Let $V$ be an infinite dimensional inner product space and $\varphi : V \rightarrow V $ a linear transformation. If the adjoint of $\varphi$ (a linear transformation $\psi: V \rightarrow V$, such that $\forall \alpha,\beta\in V: (\varphi(\alpha),\beta)= (\alpha,\psi(\beta)$) exists,then the adjoint of $\varphi$ is unique denoted by $\varphi^{\ast}$.
Considering the real vector space of polynomials $\mathbb{R}[x]$.For any $$f(x)=a_{0}+a_{1}x+\cdots+a_{n}x^{n},g(x)=b_{0}+b_{1}x+\cdots+b_{m}x^{m} \in{\mathbb{R}[x]},$$ we define the inner product as $$(f(x),g(x))=a_{0}b_{0}+a_{1}b_{1}+\cdots+a_{k}b_{k},k=min\{n,m\}.$$ Thus $\mathbb{R}[x]$ be an infinite dimensional inner product space.
Question:
In the above infinite dimensional inner product space $\mathbb{R}[x]$, Let a linear transformation $$\varphi : a_{0}+a_{1}x+\cdots+a_{n}x^{n}\rightarrow a_{1}+a_{2}x+\cdots+a_{n}x^{n-1}.$$Then I can find two distinct linear transformation$$\psi_{1}:a_{0}+a_{1}x+\cdots+a_{n}x^{n}\rightarrow a_{0}x+a_{1}x^{2}+\cdots+a_{n-1}x^{n};$$$$\psi_{2}:a_{0}+a_{1}x+\cdots+a_{n}x^{n}\rightarrow a_{0}x+a_{1}x^{2}+\cdots+a_{n-1}x^{n}+a_{n}x^{n+1}.$$ Both $\psi_{1}$ and $\psi_{2}$ are the adjoint of $\varphi$, that obviously conflict the uniqueness of $\varphi^{\ast}$.What's wrong with it?

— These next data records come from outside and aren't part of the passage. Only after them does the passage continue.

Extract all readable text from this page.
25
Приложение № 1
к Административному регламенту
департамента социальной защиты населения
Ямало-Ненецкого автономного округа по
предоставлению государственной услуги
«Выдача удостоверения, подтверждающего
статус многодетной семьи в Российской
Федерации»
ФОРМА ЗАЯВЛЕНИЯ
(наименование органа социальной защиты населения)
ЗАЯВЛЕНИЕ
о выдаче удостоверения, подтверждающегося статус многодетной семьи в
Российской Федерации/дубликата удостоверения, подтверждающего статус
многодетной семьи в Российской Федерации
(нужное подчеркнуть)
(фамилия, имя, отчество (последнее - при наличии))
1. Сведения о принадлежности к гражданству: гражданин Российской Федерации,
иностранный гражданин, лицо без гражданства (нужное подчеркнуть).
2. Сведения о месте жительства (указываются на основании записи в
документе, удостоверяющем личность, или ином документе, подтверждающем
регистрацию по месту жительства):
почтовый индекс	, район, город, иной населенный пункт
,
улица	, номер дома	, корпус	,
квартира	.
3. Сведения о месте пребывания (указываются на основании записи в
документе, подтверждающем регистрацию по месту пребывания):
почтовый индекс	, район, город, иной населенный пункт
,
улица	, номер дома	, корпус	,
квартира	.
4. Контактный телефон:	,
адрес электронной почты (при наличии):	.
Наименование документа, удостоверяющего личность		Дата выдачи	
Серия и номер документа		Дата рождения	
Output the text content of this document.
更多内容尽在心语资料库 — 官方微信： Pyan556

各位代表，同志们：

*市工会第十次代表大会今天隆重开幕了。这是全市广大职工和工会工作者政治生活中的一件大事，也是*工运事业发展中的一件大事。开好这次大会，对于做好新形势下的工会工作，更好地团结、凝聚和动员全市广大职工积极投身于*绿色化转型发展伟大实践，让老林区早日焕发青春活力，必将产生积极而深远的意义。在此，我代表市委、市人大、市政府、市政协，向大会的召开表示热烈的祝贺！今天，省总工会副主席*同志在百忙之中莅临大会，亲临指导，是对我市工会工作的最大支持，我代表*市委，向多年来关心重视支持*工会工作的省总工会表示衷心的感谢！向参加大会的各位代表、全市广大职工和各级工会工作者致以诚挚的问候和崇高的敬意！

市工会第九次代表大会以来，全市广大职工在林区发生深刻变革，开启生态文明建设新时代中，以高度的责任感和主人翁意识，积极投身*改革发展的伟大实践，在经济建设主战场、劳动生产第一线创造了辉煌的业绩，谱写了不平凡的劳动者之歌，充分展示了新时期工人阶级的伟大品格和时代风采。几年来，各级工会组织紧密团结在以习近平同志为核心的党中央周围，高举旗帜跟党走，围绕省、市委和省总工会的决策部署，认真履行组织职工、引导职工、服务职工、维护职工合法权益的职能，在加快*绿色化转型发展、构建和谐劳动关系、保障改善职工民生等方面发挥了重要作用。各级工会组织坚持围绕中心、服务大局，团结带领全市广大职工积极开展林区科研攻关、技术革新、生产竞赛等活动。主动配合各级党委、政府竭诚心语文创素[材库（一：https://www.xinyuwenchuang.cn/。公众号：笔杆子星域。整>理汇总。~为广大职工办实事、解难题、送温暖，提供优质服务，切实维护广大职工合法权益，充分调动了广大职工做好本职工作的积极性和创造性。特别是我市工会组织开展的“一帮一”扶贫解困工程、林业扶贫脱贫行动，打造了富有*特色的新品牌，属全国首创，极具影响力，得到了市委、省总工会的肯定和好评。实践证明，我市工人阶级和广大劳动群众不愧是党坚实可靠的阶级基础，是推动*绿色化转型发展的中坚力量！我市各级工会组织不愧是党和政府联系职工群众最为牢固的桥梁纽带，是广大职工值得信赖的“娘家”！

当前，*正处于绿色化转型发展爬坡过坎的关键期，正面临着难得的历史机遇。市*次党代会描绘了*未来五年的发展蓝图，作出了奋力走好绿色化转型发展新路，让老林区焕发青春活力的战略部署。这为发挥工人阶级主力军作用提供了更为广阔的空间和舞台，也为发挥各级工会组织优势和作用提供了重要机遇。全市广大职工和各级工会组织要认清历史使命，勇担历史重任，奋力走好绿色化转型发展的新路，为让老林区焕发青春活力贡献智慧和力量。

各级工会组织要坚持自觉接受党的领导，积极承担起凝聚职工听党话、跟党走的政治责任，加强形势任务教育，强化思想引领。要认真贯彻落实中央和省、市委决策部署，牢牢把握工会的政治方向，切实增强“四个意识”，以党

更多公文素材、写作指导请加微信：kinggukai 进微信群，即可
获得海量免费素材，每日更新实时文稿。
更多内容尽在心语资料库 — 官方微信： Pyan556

Let's test them: $$\langle\phi(x^n),x^{n-1}\rangle=\langle x^{n-1},x^{n-1}\rangle=1$$
$$\langle x^n,\psi_1(x^{n-1})\rangle=\langle x^n,0\rangle=0$$
$$\langle x^n,\psi_2(x^{n-1})\rangle=\langle x^n,x^n\rangle=1$$
There's something wrong with $\psi_1$.